Although it’s not perfect, I think this explains a lot of these seemingly contradictory results.
Here is a graph just showing just the factor which I think corresponds to something like “people with mental health issues”:
And here’s one just showing just the factor which I think corresponds to something like “students with an intellectual interest in psychiatry”:
I originally hoped this would explain no_bear_so_low’s main finding of anxiety (but not depression or other psychiatric conditions) increasing, on the grounds that “anxiety” searches are driven by anxious people, but “depression” searches (as opposed to “depressed” or “suicidal” or “sad”) searches are driven by students. This doesn’t work. There’s a slight trend in this direction, but not nearly enough to explain the disproportionate rise in anxiety.
Does the second factor indicate declining interest in psychiatry as a field? I originally thought it might not. 2004 was a long time ago. The 2004 internet, compared to the modern internet, was dominated by smart technophile early adapters and university students. So it could be that smart people remain interested in intellectual fields, but are gradually being diluted as a percent of the Internet’s user base.

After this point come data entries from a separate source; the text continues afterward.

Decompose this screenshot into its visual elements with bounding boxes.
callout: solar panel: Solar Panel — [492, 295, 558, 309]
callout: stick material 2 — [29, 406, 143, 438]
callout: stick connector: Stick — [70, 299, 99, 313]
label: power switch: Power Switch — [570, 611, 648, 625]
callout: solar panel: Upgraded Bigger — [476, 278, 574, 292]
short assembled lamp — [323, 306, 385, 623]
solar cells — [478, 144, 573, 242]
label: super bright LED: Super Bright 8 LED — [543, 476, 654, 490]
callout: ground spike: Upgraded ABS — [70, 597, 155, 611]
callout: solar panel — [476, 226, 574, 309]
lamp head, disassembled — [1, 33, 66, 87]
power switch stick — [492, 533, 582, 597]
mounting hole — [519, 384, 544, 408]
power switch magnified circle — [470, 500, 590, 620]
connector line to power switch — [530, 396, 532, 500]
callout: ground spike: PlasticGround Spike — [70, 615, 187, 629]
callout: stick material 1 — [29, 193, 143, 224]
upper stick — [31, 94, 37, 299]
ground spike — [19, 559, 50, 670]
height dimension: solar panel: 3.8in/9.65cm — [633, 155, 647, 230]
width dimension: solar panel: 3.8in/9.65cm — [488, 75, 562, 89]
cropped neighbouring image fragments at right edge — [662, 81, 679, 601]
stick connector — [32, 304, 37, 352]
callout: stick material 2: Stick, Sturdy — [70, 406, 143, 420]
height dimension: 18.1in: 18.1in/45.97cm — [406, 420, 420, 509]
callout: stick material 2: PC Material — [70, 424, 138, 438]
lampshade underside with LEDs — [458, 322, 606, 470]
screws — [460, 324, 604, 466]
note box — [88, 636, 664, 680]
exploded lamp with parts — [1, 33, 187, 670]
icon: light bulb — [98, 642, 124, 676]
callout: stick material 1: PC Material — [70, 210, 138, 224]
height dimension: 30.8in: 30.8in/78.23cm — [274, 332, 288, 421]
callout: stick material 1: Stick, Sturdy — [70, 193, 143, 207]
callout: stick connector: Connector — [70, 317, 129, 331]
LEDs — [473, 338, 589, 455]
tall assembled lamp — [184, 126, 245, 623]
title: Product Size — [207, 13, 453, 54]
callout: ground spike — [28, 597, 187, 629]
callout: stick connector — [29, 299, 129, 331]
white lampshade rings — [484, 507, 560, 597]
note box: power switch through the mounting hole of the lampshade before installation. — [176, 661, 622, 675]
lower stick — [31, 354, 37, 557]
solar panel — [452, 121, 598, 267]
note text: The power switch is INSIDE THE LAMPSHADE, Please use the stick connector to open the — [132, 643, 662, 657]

This could also explain the rise in Factor 1, if technologically-adept college-educated people have fewer psychiatric issues than other people.
I don’t have a really principled way to test this, so I just threw in a whole bunch of intellectual terms that I expected intellectual and college-educated people to search for and which I wouldn’t have expected to change much over the past decade. I tried to do five terms from five different fields of study, though due to computer error only three of the biology terms ended up included and I didn’t want to repeat the whole thing. Here’s what I got:
The number is (popularity over last twelve months)/(popularity over first twelve months), approximately (2018 popularity)/(2004 popularity). Although there are a few dramatic trends – fewer people interested in philosophers, more people interested in the Pythagorean Theorem – overall there is no sign of an intellectual decline.
Likewise, for non-intellectual subjects beloved of the unwashed masses:
Again, a few things are going up, a few things are going down, but there is little sign of a general increase.
So here are my tips for researching things with Google Trends:
1. Individual keywords may be relevant for very some specific searches (eg “obama”), but can be dangerous when looking at broader trends. For example, “psychiatry” and “psychiatrist” have gone in opposite directions since 2004.
2. Averaging large numbers of related keywords might help with this problem, but can cause issues of its own.
3. Factor analysis might help with averaging large numbers of related keywords, especially in generating new theories and intuitions. I don’t know whether temporal autocorrelation makes it useless or dangerous.
4. If you see a sawtooth pattern with troughs during school vacations, this can help you figure out whether you’re looking at students or at “organic” results. The higher the peaks and troughs of the sawtooth, the more your data are skewed towards student searches.
5. Surprisingly, there doesn’t seem to be a clear need to adjust your data for a general intellectual decline in the Internet.